The project titled "Vision Transformers (ViT) for Dark Matter Morphology" was conceived and developed as part of the Google Summer of Code initiative. This globally recognized annual program, sponsored by Google, provides a paid opportunity for student developers to engage with and contribute to open-source software projects. The project was carried out in collaboration with Machine Learning for Sciences (ML4SCI), an organization dedicated to integrating machine learning methodologies into scientific research.
Through Google Summer of Code, students are given the chance to work on significant projects during their summer break, all while gaining real-world, hands-on experience in software development and becoming familiar with the dynamics of open-source projects. Participating students are paired with a mentor from their project, fostering a learning environment guided by experienced developers.
In this particular project, I focused on the application of Vision Transformers, a type of machine learning methodology, to the field of dark matter morphology. By skillfully combining traditional physics-based characteristics with state-of-the-art machine learning techniques and metaheuristic optimization, a robust model was developed capable of detecting and analyzing dark matter substructures in images. This project highlights the vast potential that interdisciplinary collaboration holds for advancing both scientific and technological domains.

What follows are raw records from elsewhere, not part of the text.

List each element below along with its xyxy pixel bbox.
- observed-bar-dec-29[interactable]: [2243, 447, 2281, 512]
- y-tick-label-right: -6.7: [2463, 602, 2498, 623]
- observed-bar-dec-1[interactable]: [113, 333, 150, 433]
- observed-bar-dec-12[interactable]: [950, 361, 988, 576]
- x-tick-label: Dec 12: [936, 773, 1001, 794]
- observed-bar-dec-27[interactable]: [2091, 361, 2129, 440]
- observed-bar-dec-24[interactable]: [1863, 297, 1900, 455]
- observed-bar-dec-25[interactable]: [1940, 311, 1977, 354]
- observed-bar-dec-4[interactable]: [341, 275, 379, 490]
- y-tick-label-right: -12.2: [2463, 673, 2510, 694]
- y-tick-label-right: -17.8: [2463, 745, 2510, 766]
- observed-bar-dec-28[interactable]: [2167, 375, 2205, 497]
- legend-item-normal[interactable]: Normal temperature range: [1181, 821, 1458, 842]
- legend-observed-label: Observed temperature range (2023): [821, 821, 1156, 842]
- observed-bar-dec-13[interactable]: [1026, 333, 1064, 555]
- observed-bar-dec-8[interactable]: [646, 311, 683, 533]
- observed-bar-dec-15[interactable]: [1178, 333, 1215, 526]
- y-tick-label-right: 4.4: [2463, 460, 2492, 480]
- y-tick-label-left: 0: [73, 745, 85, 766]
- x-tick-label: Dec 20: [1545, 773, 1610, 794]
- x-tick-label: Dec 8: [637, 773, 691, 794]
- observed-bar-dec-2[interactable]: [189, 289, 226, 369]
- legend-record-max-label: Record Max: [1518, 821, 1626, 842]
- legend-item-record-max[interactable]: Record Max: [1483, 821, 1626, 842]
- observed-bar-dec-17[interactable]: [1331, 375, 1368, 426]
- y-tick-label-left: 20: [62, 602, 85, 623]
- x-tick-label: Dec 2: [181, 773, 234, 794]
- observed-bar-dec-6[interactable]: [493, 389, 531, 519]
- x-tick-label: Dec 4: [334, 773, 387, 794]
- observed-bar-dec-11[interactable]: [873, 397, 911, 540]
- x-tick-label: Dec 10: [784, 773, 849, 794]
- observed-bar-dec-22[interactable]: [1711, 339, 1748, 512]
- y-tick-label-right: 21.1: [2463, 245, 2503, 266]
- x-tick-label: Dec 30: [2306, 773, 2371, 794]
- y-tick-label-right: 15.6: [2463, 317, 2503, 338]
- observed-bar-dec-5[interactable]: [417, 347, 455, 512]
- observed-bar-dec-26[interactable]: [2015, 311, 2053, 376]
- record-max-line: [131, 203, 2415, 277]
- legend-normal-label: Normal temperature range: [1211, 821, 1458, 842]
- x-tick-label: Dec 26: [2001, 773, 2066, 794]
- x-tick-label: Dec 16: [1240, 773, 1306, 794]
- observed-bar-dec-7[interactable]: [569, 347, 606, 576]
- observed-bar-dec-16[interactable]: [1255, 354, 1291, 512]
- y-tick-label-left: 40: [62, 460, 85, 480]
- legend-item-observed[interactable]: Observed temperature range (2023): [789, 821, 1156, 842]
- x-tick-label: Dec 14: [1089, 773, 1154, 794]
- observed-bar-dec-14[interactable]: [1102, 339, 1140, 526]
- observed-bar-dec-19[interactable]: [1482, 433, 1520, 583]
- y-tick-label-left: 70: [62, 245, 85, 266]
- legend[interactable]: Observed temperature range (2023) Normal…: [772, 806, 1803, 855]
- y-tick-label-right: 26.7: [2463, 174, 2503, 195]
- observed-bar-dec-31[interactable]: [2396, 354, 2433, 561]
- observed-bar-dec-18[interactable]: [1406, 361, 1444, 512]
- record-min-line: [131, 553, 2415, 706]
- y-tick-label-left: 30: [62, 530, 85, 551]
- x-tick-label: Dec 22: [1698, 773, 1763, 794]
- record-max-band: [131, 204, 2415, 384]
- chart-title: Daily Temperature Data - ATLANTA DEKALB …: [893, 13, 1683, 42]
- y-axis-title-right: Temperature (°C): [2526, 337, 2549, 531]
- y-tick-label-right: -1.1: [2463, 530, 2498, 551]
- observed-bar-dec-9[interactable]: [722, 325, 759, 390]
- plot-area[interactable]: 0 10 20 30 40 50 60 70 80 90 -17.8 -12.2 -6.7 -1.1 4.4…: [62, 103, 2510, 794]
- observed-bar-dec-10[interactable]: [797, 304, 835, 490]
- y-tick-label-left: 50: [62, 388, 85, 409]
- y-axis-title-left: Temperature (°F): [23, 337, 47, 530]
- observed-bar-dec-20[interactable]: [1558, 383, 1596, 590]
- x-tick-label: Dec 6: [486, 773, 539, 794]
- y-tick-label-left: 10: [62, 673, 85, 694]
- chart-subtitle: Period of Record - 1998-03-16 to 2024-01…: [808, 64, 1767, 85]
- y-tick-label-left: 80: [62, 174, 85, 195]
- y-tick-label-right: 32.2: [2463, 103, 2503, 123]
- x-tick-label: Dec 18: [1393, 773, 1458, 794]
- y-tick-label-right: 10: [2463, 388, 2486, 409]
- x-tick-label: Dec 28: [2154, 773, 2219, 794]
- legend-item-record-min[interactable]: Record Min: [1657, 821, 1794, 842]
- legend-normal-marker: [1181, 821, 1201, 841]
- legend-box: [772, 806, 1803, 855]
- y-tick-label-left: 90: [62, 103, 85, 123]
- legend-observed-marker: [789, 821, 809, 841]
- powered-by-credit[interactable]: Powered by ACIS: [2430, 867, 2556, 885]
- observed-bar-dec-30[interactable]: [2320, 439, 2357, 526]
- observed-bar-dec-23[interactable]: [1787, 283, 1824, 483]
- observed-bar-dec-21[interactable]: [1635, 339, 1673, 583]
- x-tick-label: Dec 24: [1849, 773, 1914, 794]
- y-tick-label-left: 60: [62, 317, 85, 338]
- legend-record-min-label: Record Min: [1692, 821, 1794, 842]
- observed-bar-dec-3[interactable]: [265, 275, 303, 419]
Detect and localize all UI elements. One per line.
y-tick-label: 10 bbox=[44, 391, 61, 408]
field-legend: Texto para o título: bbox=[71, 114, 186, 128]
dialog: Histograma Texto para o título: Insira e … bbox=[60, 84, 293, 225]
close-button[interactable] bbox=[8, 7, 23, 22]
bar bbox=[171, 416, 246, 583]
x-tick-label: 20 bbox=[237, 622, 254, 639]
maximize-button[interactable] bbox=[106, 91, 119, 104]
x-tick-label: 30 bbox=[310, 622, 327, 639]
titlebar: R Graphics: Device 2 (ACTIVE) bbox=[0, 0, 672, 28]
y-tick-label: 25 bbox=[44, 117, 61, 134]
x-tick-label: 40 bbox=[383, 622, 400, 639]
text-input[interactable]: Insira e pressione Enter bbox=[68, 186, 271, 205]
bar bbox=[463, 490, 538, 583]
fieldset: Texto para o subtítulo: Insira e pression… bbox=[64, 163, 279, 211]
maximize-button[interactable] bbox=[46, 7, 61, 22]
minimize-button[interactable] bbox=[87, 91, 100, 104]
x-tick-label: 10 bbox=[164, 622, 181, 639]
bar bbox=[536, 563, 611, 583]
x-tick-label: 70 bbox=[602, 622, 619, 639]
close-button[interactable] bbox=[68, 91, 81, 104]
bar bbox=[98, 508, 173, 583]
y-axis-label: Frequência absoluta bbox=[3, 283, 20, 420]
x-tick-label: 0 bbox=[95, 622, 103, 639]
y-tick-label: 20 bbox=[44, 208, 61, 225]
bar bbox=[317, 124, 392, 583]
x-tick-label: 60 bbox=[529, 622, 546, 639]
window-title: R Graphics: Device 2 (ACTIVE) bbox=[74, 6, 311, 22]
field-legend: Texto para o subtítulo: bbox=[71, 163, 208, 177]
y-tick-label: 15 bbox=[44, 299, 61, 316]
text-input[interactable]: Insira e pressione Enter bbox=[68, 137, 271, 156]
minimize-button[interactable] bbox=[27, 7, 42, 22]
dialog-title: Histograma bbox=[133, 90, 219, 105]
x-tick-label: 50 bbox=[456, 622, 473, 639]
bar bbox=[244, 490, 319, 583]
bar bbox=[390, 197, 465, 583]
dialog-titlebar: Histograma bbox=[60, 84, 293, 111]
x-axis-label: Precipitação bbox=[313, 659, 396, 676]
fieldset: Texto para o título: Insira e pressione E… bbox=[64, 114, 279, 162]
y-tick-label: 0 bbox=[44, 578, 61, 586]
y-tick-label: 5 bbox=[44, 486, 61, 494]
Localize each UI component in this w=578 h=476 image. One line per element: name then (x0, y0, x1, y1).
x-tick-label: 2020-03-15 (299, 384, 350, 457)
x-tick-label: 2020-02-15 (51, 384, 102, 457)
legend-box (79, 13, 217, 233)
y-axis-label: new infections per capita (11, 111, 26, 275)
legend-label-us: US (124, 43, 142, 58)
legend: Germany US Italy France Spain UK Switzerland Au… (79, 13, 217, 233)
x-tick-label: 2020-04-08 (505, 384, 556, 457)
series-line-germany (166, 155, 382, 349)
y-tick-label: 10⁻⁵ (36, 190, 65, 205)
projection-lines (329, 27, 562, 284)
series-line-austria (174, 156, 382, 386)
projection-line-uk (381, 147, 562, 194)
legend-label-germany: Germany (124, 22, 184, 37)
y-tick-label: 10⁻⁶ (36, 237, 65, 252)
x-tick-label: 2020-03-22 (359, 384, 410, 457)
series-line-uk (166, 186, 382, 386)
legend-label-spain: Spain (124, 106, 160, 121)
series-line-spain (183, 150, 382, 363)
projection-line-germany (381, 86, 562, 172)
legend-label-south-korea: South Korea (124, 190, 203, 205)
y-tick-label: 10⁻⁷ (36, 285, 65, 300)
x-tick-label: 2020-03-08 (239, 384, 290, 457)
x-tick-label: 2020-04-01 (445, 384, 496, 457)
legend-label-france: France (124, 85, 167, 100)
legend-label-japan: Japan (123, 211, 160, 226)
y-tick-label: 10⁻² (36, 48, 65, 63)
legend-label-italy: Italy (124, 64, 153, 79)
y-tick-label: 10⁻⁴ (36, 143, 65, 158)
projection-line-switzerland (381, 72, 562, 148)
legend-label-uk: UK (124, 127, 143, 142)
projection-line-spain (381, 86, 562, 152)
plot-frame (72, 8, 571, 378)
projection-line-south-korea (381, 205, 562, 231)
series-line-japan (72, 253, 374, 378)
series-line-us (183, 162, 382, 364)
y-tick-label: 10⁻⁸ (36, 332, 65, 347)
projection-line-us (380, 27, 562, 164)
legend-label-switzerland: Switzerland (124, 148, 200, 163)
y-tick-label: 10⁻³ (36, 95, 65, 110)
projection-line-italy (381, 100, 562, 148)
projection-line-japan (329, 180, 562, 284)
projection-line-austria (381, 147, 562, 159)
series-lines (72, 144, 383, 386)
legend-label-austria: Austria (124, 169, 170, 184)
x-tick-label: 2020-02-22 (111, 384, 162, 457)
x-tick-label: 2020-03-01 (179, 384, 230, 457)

The Transformer design has shown to be very successful for a wide range of NLP applications, leading to its widespread acceptance in the field. In recent years, there has been growing interest in using Transformers for a variety of other applications beyond NLP, including computer vision. At the same time, the use of deep learning techniques in the field of science has become common, with the introduction of Physics-informed neural networks (PINNs). In this context, I use both techniques together, in this project, to find Dark Matter substructures in observations, extracting features of physical meaning from the observations (images) and, then, concatenating them to be process by a Vision Transformer (ViT) neural network.
First, we need to process incoming images. By finding the region of interest (and then the possible observation of dark matter interaction), we can crop out the most important part of the image. When performing a rotation, we also decrease the space of symmetries (since we minimize the rotational symmetry), which turns rotated images into similar images and facilitates model learning.
Next, we will take some features induced by physical knowledge of the problem. The area occupied in the observation of the Dark Matter substructure is a characteristic of this substructure, as well as the number of points of greater luminosity. These features have value for model prediction and will be added to the neural network.
The final architecture is inspired by the Vision Transformers for Small-Size Datasets, using innovations proposed by this paper, such as the Shifted Patch Tokenization (SPT) layer and Locally Multihead Attention (LMHA), which facilitate the learning of the ViT. The final model was, then, totally implemented in Pytorch.
Since visual transformers are sensitive to some of their hyperparameters, Baysian optimization was performed on some of them. For the proposed transformer in question, the learning rate proved to be of very important optimization, since the transformer could not train
Below, find the plot of the negative ROC-AUC of the model versus the number of iterations. We can see that the optimization was effective, when we left a model with ROC-AUC=0.85 (not in the graph) to the final model with ROC-AUC=0.91.
After the final training, the Transformer performed with a ROC-AUC of 0.956, a high value, showing the good performance of the technique used, approaching the ideal ROC curve, as can be seen in the graph.
These results are impressive and show the power of combining classical features (inspired by physical meaning), Machine Learning and Metaheuristic Optimization.